Zipa and Zaque were the titles given to these rulers of the ancient confederation. Neither exercised absolute power, not rigid or strict control over those whom they owed their power, so that they can be considered kings. However, these positions of power were of great honor and were surrounded by a rather elaborate ceremony. The position of the Zipa was such that not even the members of the nobility dare to look him in the face, and it is said if the Zipa needed to spit, someone would hold out a piece of rich cloth for him to spit on, because it would be sacrilegious for anything so precious as his saliva to touch the ground.
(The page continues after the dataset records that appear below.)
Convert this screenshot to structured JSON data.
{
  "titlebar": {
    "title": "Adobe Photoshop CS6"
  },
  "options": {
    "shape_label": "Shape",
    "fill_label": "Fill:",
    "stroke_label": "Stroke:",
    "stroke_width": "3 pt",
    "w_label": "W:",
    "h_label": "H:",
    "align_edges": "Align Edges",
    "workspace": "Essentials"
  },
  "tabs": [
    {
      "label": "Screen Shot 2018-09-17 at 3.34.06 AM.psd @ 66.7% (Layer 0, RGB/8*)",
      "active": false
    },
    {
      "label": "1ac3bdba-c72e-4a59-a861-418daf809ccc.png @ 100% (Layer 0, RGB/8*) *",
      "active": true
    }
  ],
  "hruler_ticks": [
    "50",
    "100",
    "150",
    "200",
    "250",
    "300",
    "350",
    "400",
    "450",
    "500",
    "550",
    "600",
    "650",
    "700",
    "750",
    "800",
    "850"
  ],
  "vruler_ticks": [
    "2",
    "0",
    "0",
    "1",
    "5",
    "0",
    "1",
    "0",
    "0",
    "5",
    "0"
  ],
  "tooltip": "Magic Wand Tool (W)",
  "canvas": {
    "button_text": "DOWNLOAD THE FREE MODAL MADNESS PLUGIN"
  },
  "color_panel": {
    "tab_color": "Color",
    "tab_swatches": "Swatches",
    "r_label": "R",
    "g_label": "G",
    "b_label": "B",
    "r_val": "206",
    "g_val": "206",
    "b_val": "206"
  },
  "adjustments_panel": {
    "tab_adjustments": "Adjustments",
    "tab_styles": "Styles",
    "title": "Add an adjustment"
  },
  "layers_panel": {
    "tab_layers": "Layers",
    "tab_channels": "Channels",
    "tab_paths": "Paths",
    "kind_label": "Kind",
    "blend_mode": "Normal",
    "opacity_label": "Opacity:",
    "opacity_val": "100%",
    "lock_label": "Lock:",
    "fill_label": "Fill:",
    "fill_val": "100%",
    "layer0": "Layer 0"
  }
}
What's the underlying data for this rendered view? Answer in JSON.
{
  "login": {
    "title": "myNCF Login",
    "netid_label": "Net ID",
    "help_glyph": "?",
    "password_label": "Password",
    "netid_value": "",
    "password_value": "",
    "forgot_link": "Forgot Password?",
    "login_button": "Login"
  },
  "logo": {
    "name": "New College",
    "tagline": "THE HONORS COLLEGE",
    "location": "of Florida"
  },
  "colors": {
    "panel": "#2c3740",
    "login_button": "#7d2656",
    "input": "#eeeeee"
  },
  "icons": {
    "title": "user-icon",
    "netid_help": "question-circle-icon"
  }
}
Whoever held the cloth (all the while carefully looking the other way) then carried it off to be reverently disposed of.
The Zipa was also given the responsibility of offering gold to the gods. He would cover himself with gold and float out on a royal barge to the middle of the sacred Lake Guatavita, where he would offer up golden trinkets. This is widely believed to be how the legend of El Dorado started.
When Gonzalo Jiménez de Quesada arrived in Bogotá the ruling Zipa was Tisquesusa and the Zaque was Quemuenchatocha.
The position of the ruler was inherited, but the line of succession was not patrilineal. Instead, the king was succeeded by his nephew, the oldest son of his oldest sister. There were exceptions, and the ruler's subjects, apparently, had some say in the matter, if only to confirm the successor in his post.